Many people may have empathy, Passion for Perfection, and a risk-taking appetite, but no personal traits or risk capital will create success if the scale does not show up.
For example, the digital camera was poor and costly in the beginning. But the technology core was amenable to progression in improving the quality and reducing the cost simultaneously. It happened due to the development of photolithography technology in reducing pixel size, increasing the count, reducing the noise, and improving the yield. Similarly, Apple’s Macintosh got out of loss due to the advancement of underlying Motorola’s 65000 series processor. The same thing happened to the LED light bulb, lithium-ion battery, or word processor software.
Valuation-driven digital startup recipe—is it based on a wrong thesis?
We have been witnessing exponential growth in startup numbers all across the world. Instead of operating from the garage, these startups are now burning millions and billions for accumulating losses to be unicorns. Are these startups, at the dawn of the 21st century, different from some of the success stories we witnessed in the 20th century?
To begin with, there are two common characteristics. First of all, startups in the digital age are reinventing existing products by changing the mature technology core with a new one—the digital technology core. Like in the past, reinvented digital alternatives are starting the journey with a loss. Surprisingly, these primitive digital alternatives, like app-based ride-sharing, demand scale effect through refinement. But in this new era, the valuation of startups has changed from creating scale effect out refinement to making the scale-out of subsidies. Hence, this new generation of digital startups is after tons of money to buy customers and grow market share to increase the valuation. Therefore, their success has been picking the title of the unicorn, with growing accumulated loss. For sure, this is the wrong thesis to create startup success stories.
But why are people after this insane game? First of all, most of us believe in Eureka, heroic art. Second, fund managers get a commission for each dollar they disburse to startups. And people of startups get salaries and other benefits for burning the fund in buying customers. More importantly, growing customers increase the valuation, making it easier to raise more investors’ funds. But where will it lead to? Only one way—burning investors’ money. In cases, cheating customers could be the end goal.
Our beloved startup recipe:
After making all these deliberations, let’s now summarize our learning. Startup recipe is about having the empathy of (i) creating better alternatives through reinvention—(ii) around technology cores that are amenable to progression– and (iii)creating scale effect out of it for creating a new market by destroying the demand of mature products and turning loss into profit, and doing it far better than others—making the competition irrelevant.
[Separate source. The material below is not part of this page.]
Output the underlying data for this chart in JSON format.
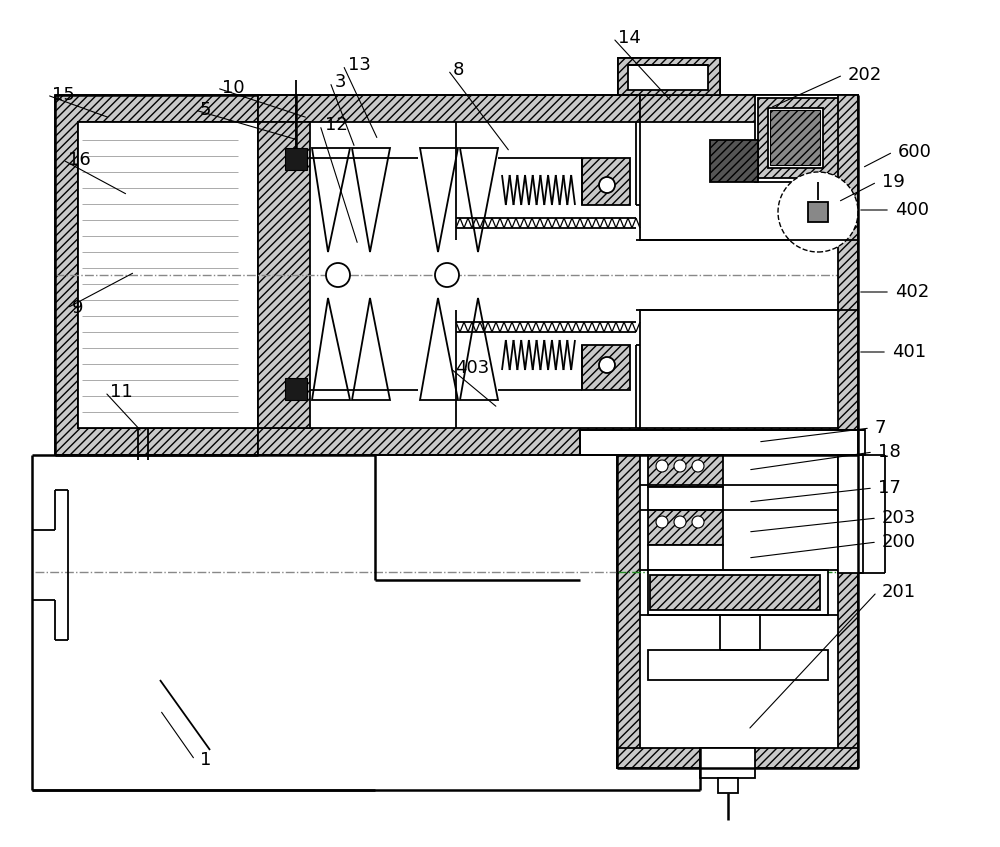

Hence, this startup recipe is not a cheat sheet for quick success out of the shortcut. It demands empathy, passion for perfection, robust technology and Innovation management capability, and speedy scale effect creation in reinventions of mature products. The question could be, did all those startup success stories know and follow this recipe? Perhaps, no. But their success stories have unfolded reoccurring patterns indicating that the situation compelled them to create this recipe. This startup recipe is learning from reflection.